ECLI:NL:RBROT:2022:6891
Rechtbank Rotterdam
- Eerste aanleg - enkelvoudig
- Rechtspraak.nl
Beoordeling van de stopzetting van de Ziektewetuitkering van een werknemer met medische beperkingen
In deze uitspraak van de Rechtbank Rotterdam op 19 augustus 2022, wordt het beroep van eiser tegen de stopzetting van zijn Ziektewet (ZW-)uitkering beoordeeld. Eiser, die als operator werkzaam was, is sinds 11 juni 2019 uitgevallen door medische klachten. Het primaire besluit van de Raad van bestuur van het Uitvoeringsinstituut werknemersverzekeringen, dat de ZW-uitkering per 15 januari 2021 stopte, werd door eiser bestreden. De rechtbank heeft op 9 augustus 2022 de zaak behandeld, waarbij verweerder werd vertegenwoordigd door mr. S. Roodenburg.

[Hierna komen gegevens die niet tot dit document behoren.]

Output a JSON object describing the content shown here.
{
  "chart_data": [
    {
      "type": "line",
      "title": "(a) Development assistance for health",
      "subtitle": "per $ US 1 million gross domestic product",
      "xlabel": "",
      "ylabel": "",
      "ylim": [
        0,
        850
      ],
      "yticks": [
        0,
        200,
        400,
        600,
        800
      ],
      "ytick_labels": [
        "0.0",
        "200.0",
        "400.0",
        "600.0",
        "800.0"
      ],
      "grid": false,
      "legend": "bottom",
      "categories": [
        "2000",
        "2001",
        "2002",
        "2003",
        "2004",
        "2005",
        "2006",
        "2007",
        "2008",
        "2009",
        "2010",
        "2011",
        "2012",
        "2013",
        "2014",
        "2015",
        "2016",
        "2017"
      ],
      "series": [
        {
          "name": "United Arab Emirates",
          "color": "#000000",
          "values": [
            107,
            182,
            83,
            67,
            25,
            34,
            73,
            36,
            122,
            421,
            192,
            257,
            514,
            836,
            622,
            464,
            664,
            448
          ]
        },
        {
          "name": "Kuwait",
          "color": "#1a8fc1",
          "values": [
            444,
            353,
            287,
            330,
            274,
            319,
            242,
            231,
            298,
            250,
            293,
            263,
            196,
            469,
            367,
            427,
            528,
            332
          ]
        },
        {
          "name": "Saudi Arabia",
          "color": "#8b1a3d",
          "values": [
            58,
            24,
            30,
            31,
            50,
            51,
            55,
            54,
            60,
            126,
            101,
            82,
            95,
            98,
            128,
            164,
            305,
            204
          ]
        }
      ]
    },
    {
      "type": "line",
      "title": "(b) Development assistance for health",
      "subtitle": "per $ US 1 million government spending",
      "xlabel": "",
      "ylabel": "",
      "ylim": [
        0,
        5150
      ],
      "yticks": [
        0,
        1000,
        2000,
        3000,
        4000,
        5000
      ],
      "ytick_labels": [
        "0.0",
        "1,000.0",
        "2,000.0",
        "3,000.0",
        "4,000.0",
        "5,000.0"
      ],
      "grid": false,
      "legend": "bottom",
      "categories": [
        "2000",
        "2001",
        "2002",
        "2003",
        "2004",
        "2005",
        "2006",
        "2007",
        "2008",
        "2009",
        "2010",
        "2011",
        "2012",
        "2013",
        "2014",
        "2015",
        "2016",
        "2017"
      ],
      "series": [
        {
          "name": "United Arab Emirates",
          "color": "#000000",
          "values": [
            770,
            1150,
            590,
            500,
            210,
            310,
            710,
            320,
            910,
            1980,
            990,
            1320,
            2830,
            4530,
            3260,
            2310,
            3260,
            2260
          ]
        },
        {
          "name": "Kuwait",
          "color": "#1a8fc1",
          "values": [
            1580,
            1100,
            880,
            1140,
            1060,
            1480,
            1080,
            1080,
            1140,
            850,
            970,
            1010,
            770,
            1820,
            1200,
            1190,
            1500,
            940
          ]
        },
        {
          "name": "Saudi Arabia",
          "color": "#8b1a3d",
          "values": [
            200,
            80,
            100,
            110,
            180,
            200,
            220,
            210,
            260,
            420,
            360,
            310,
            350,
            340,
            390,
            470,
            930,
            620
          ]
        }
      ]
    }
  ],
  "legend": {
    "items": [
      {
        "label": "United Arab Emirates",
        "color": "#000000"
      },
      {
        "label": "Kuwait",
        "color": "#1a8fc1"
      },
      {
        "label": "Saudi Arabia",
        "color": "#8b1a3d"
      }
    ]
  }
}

De rechtbank concludeert dat de medische situatie van eiser correct is vastgesteld. De verzekeringsarts bezwaar en beroep heeft in zijn rapportages aangegeven dat er geen aanleiding is voor aanvullende beperkingen, en dat eiser in staat is om meer dan 65% van zijn eerdere loon te verdienen met de geduide functies. Eiser voerde aan dat hij meer beperkt is dan vastgesteld, maar de rechtbank oordeelt dat hij niet aannemelijk heeft gemaakt dat de verzekeringsarts een onjuist beeld van zijn situatie heeft gehad. De rechtbank oordeelt dat de geduide functies geschikt zijn en dat eiser vanaf 15 januari 2021 geen recht meer heeft op een ZW-uitkering. Het beroep wordt ongegrond verklaard en het bestreden besluit blijft in stand.
De uitspraak benadrukt het belang van een zorgvuldige medische beoordeling en de rol van de arbeidsdeskundige in het vaststellen van de geschiktheid van functies voor de betrokken werknemer. De rechtbank heeft geen aanleiding gezien voor een veroordeling in de proceskosten.